I am trying to create a predicate that removes duplicates from a list while maintaining its relative order. For example a list that is [1,2,2,3,4,5,5,2] should return [1,2,3,4,5]. However, my code is only able to remove consecutive duplicates and for instance, not the 2 at the end.

remove_duplicates([],[]).
remove_duplicates([H],[H]).
remove_duplicates([H,H|T],[H|List]) :- remove_duplicates(T,List).
remove_duplicates([H,X|T],[H|T1]):- X\=H, remove_duplicates([X|T],T1).

Another approach I was thinking of was to use member to see if the Tail contains the Head.

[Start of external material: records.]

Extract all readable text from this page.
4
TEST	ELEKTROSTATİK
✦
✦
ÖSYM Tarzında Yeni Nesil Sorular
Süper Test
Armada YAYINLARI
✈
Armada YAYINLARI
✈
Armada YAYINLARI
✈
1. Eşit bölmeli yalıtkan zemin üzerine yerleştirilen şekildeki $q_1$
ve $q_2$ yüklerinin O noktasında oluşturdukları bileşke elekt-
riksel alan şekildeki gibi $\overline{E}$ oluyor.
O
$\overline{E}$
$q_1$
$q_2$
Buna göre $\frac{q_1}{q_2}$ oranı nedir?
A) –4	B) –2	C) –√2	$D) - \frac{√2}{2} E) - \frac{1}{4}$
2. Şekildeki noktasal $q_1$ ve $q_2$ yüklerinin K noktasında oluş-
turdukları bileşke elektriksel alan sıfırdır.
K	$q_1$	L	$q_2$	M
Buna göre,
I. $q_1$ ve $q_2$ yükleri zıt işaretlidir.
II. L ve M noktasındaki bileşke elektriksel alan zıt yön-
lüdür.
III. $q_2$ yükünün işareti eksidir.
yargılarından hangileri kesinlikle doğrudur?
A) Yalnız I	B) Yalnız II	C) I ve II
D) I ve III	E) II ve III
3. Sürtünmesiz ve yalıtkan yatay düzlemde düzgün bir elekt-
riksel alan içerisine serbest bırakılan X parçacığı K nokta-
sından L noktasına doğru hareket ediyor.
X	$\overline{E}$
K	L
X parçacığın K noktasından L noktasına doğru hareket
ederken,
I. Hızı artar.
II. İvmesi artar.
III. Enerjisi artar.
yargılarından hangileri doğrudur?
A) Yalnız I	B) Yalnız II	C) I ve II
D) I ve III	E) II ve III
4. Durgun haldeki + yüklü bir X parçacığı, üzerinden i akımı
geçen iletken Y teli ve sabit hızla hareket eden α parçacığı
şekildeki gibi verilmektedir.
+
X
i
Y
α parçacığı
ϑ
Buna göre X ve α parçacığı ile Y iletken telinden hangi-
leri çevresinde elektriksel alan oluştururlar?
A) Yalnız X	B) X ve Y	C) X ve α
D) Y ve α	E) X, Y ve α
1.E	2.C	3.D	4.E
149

However, the only way I can think of solving it that way is where I would remove the head, if head is a member of tail. This would however keep the last instance of the number only and break the relative order of the numbers in the list.

For instance:

[1,2,2,3,4,5,5,2] 
[1,3,4,5,2]

When I actually want

[1,2,3,4,5]

Answer 1

You can make use of an accumulator: an extra parameter, here a list that is initially empty and when new elements arise will grow. Each recursive call the list is passed (or an updated copy).

For example:

remove_duplicates(LA, LB) :-
    remove_duplicates(LA, LB, []).

remove_duplicates([], [], _).
remove_duplicates([H|T], R, Seen) :-
    (  member(H, Seen)
    -> (R = S, Seen1 = Seen)
    ;  (R = [H|S], Seen1 = [H|Seen])
    ),
    remove_duplicates(T, S, Seen1).

This then gives us:

?- remove_duplicates([1,2,2,3,4,5,5,2], L).
L = [1, 2, 3, 4, 5].

Of course you can make use of more effective datastructures than a list. I leave that as an exercise.